O’Connell also failed to follow up tips by a Whirlpool co-worker of Ms. Bogle and Myers who said Myers was capable of the crime, and a tip that phone location data would point to Myers’ trailer.

Jennifer Bogle, Heather’s sister, said O’Connell had no intention on solving the case, ignored leads, and refused to do his job.

“Sean O’Connell is a disgrace to law enforcement everywhere,” she said, adding later, “He not only failed my sister, he failed all the citizens of Sandusky County.”

Throughout the hearing, O’Connell said his report wasn’t an attempt to deceive prosecutors, and that he would have turned over all evidence he had if the case was presented to a grand jury. He framed his actions as simply an attempt to get Mr. Stierwalt’s interest in the people he considered suspects, and that his mistaken focus on the falsely accused was done in good faith.

“I was truly following the leads and where they were taking me,” he said. 

Dean Henry, an attorney who has worked as special prosecutor, said O’Connell had done quality work on the cases he has worked on.

“He always was honest and fair with me,” he said.

An incredulous Judge Cosgrove rejected O’Connell’s defenses, which she called minimization, and said she felt obligated to send a message to other officers who hide inconvenient evidence to bolster their investigation targets.
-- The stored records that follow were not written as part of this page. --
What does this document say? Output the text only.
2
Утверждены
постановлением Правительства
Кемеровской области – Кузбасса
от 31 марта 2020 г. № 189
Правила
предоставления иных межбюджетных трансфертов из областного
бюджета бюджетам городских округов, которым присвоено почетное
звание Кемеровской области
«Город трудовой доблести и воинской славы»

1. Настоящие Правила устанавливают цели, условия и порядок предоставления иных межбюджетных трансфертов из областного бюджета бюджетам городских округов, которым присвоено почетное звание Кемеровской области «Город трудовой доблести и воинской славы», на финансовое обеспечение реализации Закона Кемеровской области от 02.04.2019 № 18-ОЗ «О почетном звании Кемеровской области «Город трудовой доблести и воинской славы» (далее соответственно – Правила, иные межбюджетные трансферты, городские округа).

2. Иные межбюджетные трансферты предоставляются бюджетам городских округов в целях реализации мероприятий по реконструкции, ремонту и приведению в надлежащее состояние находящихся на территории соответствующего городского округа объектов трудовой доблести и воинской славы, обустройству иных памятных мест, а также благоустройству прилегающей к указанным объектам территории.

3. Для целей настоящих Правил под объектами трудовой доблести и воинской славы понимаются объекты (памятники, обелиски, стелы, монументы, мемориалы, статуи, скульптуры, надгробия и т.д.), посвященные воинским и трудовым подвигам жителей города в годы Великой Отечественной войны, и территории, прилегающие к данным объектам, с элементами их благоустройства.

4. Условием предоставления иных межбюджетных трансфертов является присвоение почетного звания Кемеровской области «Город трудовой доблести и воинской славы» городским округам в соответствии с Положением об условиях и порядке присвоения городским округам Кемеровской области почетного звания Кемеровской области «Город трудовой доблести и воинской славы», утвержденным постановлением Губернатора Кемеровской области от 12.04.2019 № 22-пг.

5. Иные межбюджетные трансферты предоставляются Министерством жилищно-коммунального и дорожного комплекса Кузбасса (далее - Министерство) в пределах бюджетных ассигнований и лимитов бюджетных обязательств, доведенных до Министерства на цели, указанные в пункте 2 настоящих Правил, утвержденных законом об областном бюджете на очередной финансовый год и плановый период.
And she made clear that O’Connell was not targeted for cooperating in the investigation into former Sandusky County Sheriff Kyle Overmyer, who pleaded guilty to felony charges of theft in office and deception to obtain dangerous drugs, among others, and was sentenced in December to four years in prison.

“These are real issues here,” she said, adding that O’Connell hasn’t shown real remorse. 

As part of the plea deal, six other tampering charges were dropped, as was a charge of misusing the Ohio Law Enforcement Gateway system to seek information about the editor of the Sandusky Register.